Freud was concentrating on discovering more
elements, components, divisions, constituents of the intrapsychical life of the
subject. He believed, and many analysts still believe that the psychoanalytic
theory is theory of contents: trauma, deprivation, defenses, abnormalities,
issues, etc. Yet what he did but missed
is discovering how the intrapsychic
creates the psychological nature of the subject and establishes the kind of
interpersonal relations with others. In other words: after uncovering the
intrapsychical he was intuitive enough to discover the unconscious
intrapsychical in the interpersonal quasi conscious life of the human subject.
The splendid trip through the intrapsychical led him to understand the natural
byproduct of interpersonal. Freud had two theories of psycho analysis (see my
book on Freud’s Theory of Psychoanalysis): one about content and one about
process. The split between the Freudians and the Kleinian in the late forties,
the Paris society and the French Association in the fifties, and within Ego
Psychology and between Ego Psychology and Self Psychology was replicating the
same thing: Is psychoanalysis a theory of psychical contents or of the
psychical process irrespective of the content?

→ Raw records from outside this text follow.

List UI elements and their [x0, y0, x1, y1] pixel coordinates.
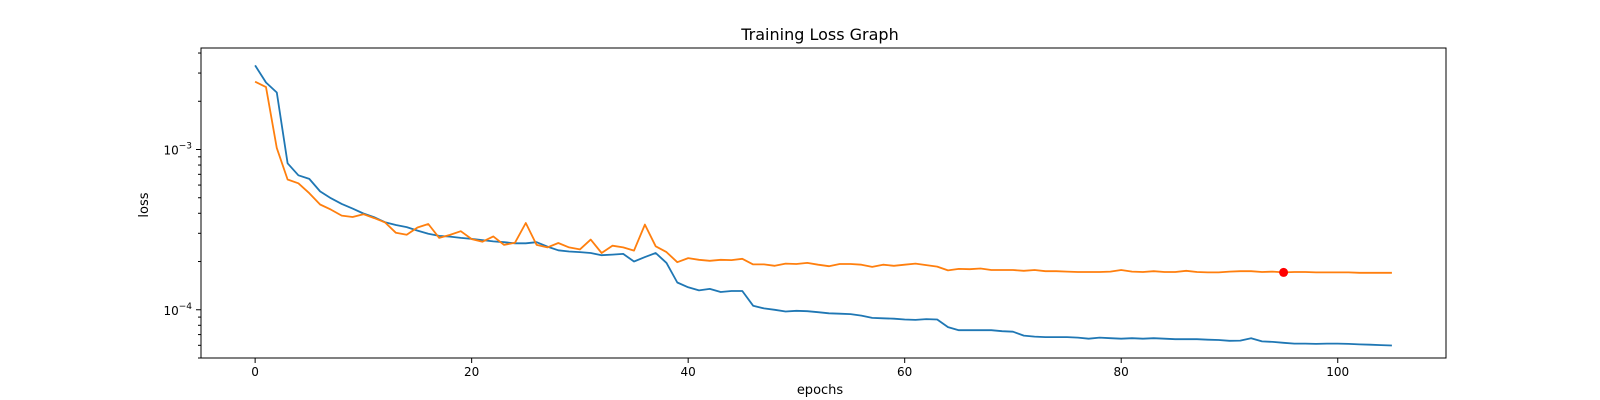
plot-frame — [200, 47, 1447, 359]
y-tick-label: 10−3 — [163, 142, 192, 158]
x-tick-label: 80 — [1114, 365, 1129, 379]
series-line-2 — [254, 80, 1392, 274]
y-tick-label: 10−4 — [163, 302, 192, 318]
series-layer — [254, 64, 1392, 347]
series-line-1 — [254, 64, 1392, 347]
x-tick-label: 20 — [464, 365, 479, 379]
highlight-point — [1279, 267, 1289, 277]
y-axis-label: loss — [137, 192, 152, 217]
x-tick-label: 40 — [681, 365, 696, 379]
x-tick-label: 0 — [251, 365, 259, 379]
chart-title: Training Loss Graph — [740, 25, 898, 44]
x-tick-label: 100 — [1326, 365, 1349, 379]
x-tick-label: 60 — [897, 365, 912, 379]
x-axis-label: epochs — [797, 383, 844, 398]
ticks-layer: 0 20 40 60 80 100 10−3 10−4 — [163, 52, 1349, 379]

I venture and spell out my deep belief that
the issue of training in psychoanalysis and moving it to academia is related to
that split in our theory. If psychoanalysis is a theory of psychical content
then the Institute System is the place to train under the traditional
tripartite protocol, and moving it to academia, as Kernberg and Michels are
suggesting, would not be beneficial and would not be acceptable in Academia. If
we realize that the outdated theory (theories) of content has to be gradually
phase out we could then relinquish the Guild system of training and go for the
academic system of education.
Before I leave this section of my post I
should underline that my point of view is based on a a different understanding
of the Freudian revolution. Thus, it is expected that my views would not be
agreeable to those who limit his enterprise as on limited the creation of a
psychotherapy theory that might have some peripheral applications.